Run by the U.S. National Institutes of Health, All of Us is targeting one million participants with the program running for at least 10 years. For comparison, the Alphabet division’s somewhat similar Project Baseline longitudinal study is slated to span four years with 10,000 participants.
Given Google’s forte in storing data and recent moves into offering cloud health services, Verily — along with Vanderbilt University and the Broad Institute — is responsible for storing collected patient information, which includes vitals, electronic health records, and bodily samples.
The health data we gather from participants will be stored in a database. Approved researchers can access this data to explore how factors like environment, lifestyle, and genes, can impact health.
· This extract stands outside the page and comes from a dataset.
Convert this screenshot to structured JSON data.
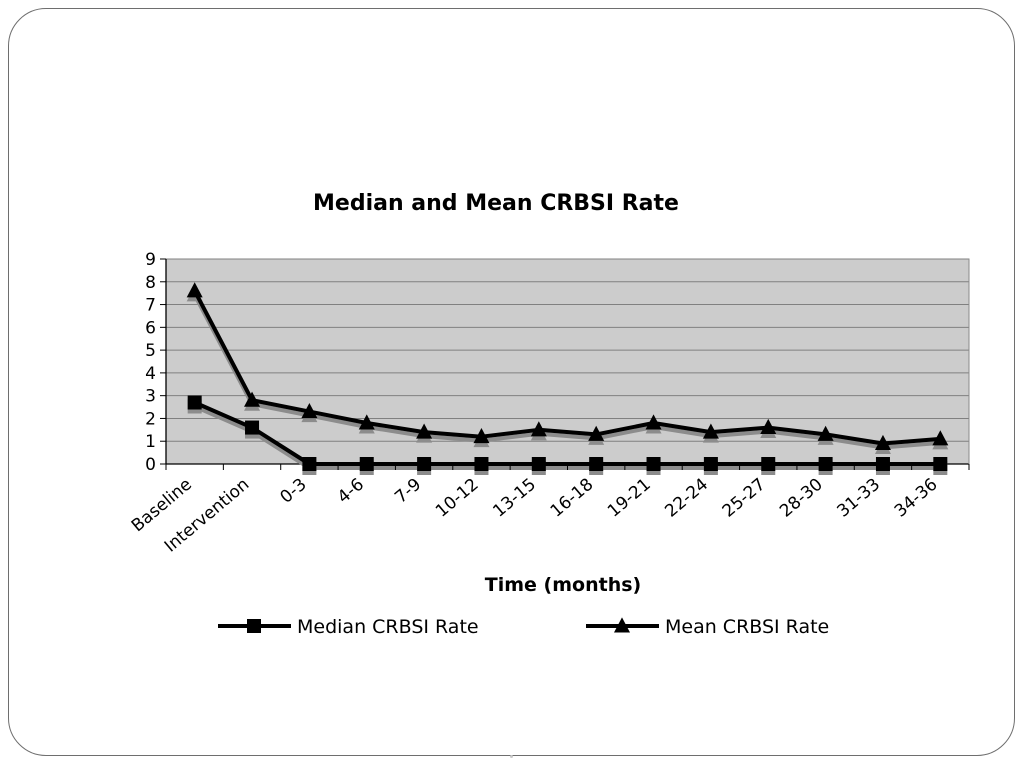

This may help develop new medical treatments that are unique to individuals, and enable a future of precision medicine for all of us.
Verily and its partners are also tasked with making this data available to researchers. This requires creating “state-of-the-art tools and techniques for securing, cleaning, and storing participant data,” as well as analysis software, graphic browsers, database queries, and custom code.
We will provide an online workbench that allows researchers to explore how different factors — like environment, lifestyle, and genes — contribute to individual health.
Meanwhile, the broader research program hopes to make this dataset available to “a vibrant community of traditional and non-traditional researchers,” including individual citizen scientists and PhD researchers at large institution.